Ok, is mathematics (logic, etc.) a way of arriving at true propositions 
distinct from observation or are mathematical truths different from empirical 
truths?  

 

I keep hearing Hywel in my ears:  Mathematics is all very well but sometimes 
you have to know what you are doing.  

 

I think I am starting to know the answer just by being badgered by you guys.  I 
can from relativity theory predict that during a solar eclipse a distant star 
will pop out from behind the sun at T= xxxx =/- xxxx sec.  I can observe 
empirically that, indeed, the star popped out within that time range.  Thus I 
have arrived at the same proposition both by mathematical and empirical means.  
Is that oK.  

 

Nick Thompson

thompnicks...@gmail.com <mailto:thompnicks...@gmail.com> 

https://wordpress.clarku.edu/nthompson/

 

From: Friam <friam-boun...@redfish.com> On Behalf Of Jon Zingale
Sent: Friday, September 3, 2021 4:37 PM
To: friam@redfish.com
Subject: [FRIAM] Can empirical discoveries be mathematical?

 

Beginning with Oxford,

 

empirical: based on, concerned with, or verifiable by observation or experience 
rather than theory or pure logic.

 

Where then Nick goes on to argue, perhaps, that experience of logic is 
experience and so "experience rather than theory or pure logic" is meaningless. 
Then somewhere in hell's pub, far far away, Glen rolls his eyes and wonders 
whether he should write about scoping or simply berate Nick for navel-gazing.

 

But then, maybe this is the case for logic and not mathematics.

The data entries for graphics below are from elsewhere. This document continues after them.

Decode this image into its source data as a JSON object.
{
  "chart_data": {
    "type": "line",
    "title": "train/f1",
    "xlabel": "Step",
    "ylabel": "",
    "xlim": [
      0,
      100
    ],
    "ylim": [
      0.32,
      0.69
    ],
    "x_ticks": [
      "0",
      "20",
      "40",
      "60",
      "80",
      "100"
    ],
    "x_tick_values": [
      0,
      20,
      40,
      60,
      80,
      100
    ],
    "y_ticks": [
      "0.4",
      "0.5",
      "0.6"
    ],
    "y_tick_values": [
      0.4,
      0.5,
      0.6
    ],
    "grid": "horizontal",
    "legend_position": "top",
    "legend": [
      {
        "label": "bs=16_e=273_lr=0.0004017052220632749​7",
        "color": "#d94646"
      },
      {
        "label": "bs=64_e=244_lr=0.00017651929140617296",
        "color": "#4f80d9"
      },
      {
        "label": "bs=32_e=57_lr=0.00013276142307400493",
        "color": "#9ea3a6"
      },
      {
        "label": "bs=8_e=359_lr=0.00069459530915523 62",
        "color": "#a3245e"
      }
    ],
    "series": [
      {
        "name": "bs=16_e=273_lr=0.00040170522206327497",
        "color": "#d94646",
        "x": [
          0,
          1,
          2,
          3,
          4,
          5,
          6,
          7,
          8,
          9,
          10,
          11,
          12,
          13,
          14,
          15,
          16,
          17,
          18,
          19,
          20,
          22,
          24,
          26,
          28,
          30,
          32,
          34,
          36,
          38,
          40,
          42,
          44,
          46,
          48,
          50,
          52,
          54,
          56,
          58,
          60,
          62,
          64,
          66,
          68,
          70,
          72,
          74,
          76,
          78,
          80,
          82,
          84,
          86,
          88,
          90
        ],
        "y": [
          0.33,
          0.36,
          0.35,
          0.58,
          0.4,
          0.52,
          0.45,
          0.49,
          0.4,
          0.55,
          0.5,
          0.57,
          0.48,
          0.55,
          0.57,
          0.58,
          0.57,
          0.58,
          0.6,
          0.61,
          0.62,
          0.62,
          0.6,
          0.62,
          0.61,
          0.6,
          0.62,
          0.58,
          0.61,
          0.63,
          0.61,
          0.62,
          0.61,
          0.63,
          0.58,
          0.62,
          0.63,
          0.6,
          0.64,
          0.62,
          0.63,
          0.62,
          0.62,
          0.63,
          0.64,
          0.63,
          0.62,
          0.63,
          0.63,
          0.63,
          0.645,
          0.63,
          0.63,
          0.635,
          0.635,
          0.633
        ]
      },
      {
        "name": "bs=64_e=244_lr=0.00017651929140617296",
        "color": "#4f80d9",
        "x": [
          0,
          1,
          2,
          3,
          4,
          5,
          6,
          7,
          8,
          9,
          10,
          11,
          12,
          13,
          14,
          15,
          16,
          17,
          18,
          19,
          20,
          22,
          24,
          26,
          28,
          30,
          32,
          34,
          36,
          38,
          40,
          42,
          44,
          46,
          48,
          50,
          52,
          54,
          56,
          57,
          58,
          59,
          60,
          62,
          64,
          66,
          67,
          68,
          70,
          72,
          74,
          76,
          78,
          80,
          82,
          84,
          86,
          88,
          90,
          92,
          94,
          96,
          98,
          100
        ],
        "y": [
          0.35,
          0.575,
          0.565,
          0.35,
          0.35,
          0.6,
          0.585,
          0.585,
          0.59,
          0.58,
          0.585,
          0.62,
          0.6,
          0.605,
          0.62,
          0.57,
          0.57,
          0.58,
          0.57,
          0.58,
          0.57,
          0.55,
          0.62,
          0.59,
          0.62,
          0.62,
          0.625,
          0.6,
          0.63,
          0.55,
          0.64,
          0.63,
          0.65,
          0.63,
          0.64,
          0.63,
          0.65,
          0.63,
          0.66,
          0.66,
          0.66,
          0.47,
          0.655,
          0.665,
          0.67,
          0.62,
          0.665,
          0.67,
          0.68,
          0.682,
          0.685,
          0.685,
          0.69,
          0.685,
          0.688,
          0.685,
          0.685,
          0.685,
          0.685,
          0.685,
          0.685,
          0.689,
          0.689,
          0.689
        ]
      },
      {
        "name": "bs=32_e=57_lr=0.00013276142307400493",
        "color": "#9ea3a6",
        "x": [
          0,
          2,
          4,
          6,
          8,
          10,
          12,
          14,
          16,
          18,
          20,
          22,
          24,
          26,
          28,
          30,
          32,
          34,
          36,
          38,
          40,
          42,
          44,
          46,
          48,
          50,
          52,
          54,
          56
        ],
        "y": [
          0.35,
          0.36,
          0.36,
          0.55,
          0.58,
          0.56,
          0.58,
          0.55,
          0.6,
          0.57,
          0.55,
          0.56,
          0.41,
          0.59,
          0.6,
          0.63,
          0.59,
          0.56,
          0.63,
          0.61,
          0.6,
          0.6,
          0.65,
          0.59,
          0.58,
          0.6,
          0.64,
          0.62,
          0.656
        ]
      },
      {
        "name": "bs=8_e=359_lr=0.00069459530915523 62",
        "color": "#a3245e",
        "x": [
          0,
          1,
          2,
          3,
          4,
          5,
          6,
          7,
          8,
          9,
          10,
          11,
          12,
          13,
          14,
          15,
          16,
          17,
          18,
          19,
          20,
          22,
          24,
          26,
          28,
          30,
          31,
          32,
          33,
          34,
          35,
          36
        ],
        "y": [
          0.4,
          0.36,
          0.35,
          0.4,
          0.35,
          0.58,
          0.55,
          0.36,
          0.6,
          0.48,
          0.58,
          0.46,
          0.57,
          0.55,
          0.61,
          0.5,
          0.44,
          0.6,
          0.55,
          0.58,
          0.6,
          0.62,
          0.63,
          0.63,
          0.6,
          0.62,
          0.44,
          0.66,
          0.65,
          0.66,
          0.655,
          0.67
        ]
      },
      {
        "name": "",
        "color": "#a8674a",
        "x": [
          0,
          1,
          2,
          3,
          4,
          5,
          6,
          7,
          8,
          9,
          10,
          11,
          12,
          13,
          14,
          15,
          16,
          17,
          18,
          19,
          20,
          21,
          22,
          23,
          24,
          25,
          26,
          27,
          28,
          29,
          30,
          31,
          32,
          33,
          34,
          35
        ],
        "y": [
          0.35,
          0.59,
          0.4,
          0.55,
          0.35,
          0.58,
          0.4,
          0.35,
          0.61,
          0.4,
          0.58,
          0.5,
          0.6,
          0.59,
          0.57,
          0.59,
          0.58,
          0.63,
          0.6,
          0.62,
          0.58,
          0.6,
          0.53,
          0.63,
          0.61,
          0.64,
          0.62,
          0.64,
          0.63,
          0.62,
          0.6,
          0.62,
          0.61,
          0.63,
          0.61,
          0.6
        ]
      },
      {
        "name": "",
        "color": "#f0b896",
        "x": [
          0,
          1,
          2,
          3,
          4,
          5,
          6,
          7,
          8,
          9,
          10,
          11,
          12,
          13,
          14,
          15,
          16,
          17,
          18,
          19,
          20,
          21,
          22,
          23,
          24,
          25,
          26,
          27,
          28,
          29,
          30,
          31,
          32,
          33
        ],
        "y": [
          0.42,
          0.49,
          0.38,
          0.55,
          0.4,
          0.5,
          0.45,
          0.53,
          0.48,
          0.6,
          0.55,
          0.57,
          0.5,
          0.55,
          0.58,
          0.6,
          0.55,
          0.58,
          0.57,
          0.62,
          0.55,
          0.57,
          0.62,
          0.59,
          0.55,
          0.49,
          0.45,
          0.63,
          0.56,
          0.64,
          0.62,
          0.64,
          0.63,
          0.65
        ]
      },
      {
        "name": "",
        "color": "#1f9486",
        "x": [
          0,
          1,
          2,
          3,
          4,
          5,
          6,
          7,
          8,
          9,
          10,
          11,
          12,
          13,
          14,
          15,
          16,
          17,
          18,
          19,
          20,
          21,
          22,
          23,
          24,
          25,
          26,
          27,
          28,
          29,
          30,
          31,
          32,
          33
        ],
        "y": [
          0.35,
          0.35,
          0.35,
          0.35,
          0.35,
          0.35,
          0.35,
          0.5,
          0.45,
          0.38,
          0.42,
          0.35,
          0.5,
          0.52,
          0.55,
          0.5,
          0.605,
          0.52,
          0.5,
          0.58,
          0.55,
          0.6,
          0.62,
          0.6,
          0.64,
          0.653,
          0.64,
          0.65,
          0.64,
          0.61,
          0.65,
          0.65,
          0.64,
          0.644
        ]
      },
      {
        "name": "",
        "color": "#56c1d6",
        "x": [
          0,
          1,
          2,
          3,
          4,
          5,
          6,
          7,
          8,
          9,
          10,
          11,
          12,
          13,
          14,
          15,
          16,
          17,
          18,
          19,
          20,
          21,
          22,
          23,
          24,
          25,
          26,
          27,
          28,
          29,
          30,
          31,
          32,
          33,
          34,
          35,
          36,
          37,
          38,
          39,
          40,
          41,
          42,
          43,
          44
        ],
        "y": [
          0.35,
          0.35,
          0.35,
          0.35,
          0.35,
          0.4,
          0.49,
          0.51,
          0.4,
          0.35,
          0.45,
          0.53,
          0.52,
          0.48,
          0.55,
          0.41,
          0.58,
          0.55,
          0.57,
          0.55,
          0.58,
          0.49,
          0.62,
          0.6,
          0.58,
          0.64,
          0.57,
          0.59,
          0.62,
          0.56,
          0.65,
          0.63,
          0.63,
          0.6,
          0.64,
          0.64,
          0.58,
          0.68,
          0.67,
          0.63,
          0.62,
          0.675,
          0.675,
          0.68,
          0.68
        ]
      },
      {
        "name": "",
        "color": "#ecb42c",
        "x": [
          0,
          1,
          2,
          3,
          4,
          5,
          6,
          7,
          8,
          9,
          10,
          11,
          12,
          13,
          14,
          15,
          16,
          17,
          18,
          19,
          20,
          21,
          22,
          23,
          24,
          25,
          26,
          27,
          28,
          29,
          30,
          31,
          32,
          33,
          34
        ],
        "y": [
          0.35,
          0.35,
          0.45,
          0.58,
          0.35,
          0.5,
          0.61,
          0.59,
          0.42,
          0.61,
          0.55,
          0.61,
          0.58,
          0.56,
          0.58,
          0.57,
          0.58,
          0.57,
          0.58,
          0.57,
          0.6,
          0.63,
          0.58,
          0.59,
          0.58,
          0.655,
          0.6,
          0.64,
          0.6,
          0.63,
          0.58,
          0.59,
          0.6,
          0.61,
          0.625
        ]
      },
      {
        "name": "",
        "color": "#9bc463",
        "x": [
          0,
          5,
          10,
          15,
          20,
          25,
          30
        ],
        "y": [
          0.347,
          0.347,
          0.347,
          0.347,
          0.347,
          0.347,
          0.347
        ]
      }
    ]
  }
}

Perhaps 
mathematics requires abstraction, representation, and objectification. It may 
be necessary to make bold claims like, "my love is like the integers". At some 
point during the process, one has to decide whether a thing has a front or a 
back or an inside to be out. Even the designation married comes with baggage, 
to be taken for granted in the objectification process.

 

Ah, but if I have it correct, Nick also believes that a day like no other is no 
day at all. Nothing can be known about such a day. The only days are those that 
are like the integers (type) or days like today (class).